The support is wonderful

least 11-26-2022 01:13 PM

Welcome to the family Brian! :). You've come to a great place for support. :)

AAPJ 11-26-2022 01:27 PM

No shame required. You are in good company. My AA zoom home group has three MDs and two RNs. And those are the ones I know about. Plenty of Alcoholism in the medical profession.

Anna 11-26-2022 02:27 PM

Welcome, Brian. Alcoholism thrives on shame and guilt. I was a secret-drinker too and I know that alcoholism thrived because of that. Try to let go of the shame and be proud of the decision you've made to stop drinking. You can do this!

january161992 11-26-2022 07:23 PM

In AA we have Formal Service Positions where we are accountable.

Accountability means we are missed by people if we don't show up.

Like:
Meeting Secretary
Coffee Maker
Chair Setup/ Clean Up
Literature Person
Door Greeter
and many others

:tyou

Delilah1 11-26-2022 08:07 PM

Welcome Brian! SR is a wonderful support, it helped me get and stay sober after many failed attempts. I found reading and posting here daily really helpful.

You should join the November 2022 class, and also post on the 24 hour recovery thread each day, you’ll find really good supports on both.

Glad you’re here.
❤️ Delilah

Dee74 11-26-2022 09:16 PM

welcome LOB :)

D

Farrier 11-26-2022 09:44 PM

Welcome. My life of sobriety started on these forums. Haven't drank since 5/9/2022. If I can do it, you can too.
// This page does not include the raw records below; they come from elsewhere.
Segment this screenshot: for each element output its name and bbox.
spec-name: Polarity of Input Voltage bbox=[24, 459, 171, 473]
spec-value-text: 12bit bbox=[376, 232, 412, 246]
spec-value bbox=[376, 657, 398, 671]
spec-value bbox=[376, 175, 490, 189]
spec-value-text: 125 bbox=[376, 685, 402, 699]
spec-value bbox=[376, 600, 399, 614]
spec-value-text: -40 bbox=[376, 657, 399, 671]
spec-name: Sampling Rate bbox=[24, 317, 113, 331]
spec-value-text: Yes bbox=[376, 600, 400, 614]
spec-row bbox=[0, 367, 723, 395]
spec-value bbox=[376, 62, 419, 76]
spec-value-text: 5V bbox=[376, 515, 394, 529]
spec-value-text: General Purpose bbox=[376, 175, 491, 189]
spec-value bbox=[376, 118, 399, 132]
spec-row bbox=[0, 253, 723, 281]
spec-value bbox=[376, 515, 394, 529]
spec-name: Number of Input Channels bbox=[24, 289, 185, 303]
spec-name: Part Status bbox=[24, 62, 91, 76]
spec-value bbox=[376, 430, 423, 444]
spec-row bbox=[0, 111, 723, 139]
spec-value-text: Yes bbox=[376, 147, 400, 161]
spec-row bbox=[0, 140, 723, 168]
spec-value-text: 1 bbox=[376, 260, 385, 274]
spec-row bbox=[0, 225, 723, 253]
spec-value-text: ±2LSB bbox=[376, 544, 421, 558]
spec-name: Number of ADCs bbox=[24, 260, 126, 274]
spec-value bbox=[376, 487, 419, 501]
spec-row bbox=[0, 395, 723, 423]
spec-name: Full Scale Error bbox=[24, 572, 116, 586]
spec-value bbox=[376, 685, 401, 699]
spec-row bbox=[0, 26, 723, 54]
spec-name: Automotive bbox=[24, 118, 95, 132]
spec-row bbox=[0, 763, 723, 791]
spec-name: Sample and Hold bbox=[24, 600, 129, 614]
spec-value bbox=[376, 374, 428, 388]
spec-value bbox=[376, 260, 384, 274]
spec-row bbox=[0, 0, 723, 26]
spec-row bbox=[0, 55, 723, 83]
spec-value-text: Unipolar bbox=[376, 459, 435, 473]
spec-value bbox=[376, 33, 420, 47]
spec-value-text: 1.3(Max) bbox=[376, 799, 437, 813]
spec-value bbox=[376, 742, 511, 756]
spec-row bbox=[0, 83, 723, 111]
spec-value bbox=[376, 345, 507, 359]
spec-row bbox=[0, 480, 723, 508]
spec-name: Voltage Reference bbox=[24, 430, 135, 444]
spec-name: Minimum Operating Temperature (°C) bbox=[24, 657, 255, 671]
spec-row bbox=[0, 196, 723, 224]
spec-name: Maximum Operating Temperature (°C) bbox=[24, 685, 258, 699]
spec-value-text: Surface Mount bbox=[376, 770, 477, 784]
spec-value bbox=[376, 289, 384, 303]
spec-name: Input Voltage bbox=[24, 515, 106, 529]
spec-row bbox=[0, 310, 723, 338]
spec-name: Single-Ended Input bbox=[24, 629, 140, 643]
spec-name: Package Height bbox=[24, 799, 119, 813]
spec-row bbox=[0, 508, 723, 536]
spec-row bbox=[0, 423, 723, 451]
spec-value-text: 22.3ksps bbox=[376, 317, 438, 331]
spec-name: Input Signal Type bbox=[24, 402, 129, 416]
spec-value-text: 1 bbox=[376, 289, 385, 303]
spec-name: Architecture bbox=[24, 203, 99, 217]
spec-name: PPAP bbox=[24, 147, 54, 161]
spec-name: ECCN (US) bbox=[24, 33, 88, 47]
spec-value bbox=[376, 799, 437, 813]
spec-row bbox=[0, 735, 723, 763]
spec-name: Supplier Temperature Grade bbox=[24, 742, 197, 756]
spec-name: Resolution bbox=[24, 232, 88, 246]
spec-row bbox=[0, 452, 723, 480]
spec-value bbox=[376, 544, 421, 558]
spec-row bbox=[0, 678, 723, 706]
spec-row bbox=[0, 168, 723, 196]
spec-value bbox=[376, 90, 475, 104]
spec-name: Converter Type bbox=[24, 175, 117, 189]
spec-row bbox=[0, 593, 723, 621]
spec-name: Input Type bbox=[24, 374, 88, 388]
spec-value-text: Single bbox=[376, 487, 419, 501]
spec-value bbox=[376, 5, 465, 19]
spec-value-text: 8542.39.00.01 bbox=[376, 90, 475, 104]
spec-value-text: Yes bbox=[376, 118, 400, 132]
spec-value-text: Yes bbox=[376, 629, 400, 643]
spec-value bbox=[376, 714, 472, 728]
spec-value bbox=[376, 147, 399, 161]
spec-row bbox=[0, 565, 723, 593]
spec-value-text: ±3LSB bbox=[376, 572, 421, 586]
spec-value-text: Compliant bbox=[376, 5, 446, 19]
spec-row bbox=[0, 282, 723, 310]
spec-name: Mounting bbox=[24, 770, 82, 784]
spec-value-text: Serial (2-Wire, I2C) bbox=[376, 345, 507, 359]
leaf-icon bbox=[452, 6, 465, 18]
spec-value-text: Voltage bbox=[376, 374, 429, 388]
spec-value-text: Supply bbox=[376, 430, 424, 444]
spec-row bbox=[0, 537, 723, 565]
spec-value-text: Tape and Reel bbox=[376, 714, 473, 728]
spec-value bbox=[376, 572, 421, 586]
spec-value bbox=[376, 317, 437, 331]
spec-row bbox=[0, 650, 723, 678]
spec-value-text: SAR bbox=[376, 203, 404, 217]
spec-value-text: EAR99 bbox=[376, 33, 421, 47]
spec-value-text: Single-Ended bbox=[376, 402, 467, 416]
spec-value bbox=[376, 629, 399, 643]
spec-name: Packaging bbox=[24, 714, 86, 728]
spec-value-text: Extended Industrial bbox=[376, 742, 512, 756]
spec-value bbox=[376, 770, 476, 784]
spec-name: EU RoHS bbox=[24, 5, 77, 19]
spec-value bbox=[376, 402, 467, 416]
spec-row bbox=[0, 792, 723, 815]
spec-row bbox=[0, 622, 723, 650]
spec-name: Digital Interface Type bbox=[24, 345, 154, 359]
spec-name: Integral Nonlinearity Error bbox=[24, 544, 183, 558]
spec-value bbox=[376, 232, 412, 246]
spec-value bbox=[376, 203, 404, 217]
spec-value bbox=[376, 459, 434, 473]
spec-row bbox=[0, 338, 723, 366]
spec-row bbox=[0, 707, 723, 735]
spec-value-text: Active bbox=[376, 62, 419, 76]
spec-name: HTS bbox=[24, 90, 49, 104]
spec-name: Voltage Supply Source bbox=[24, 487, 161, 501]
Britbird80 11-26-2022 10:10 PM

Hi Brian

well done on deciding to quit, amazing support here, SR has been a huge factor in my time sober since the start of the year. Good luck and keep posting.

Alpine 11-27-2022 05:46 AM

Hi LOB, I too work in healthcare, well I used too, so I knew better. I thought all was good until things spiraled out of control and I got myself in a deep hole. I was hiding my drinking..or at least I thought I was. Mr. A new of all my hiding places. SR has helped me a lot. You can do this.

novips 11-27-2022 06:10 AM

I have come to conclude that there is a type of alcoholic who can only recover by completely submitting to the recovery program of Alcoholics Anonymous. I have no idea whether you are one of those types (I am), but if you are -- then avoiding meetings because you are concerned about your public persona is akin to refusing to go to chemo because you don't want anyone to see you at the clinic. Countless public figures attend A.A. these days, and for the most part no one in the meetings cares that they're famous. In the meetings, we're all just drunks who have found a solution and are now sharing our experience, strength, and hope as part of our own program of recovery and to help the next suffering alcoholic who walks through the door. And these days you can even dip your toe into AA meetings by attending Zoom meetings anonymously. Feel free to PM me if you want to chat more about any of that.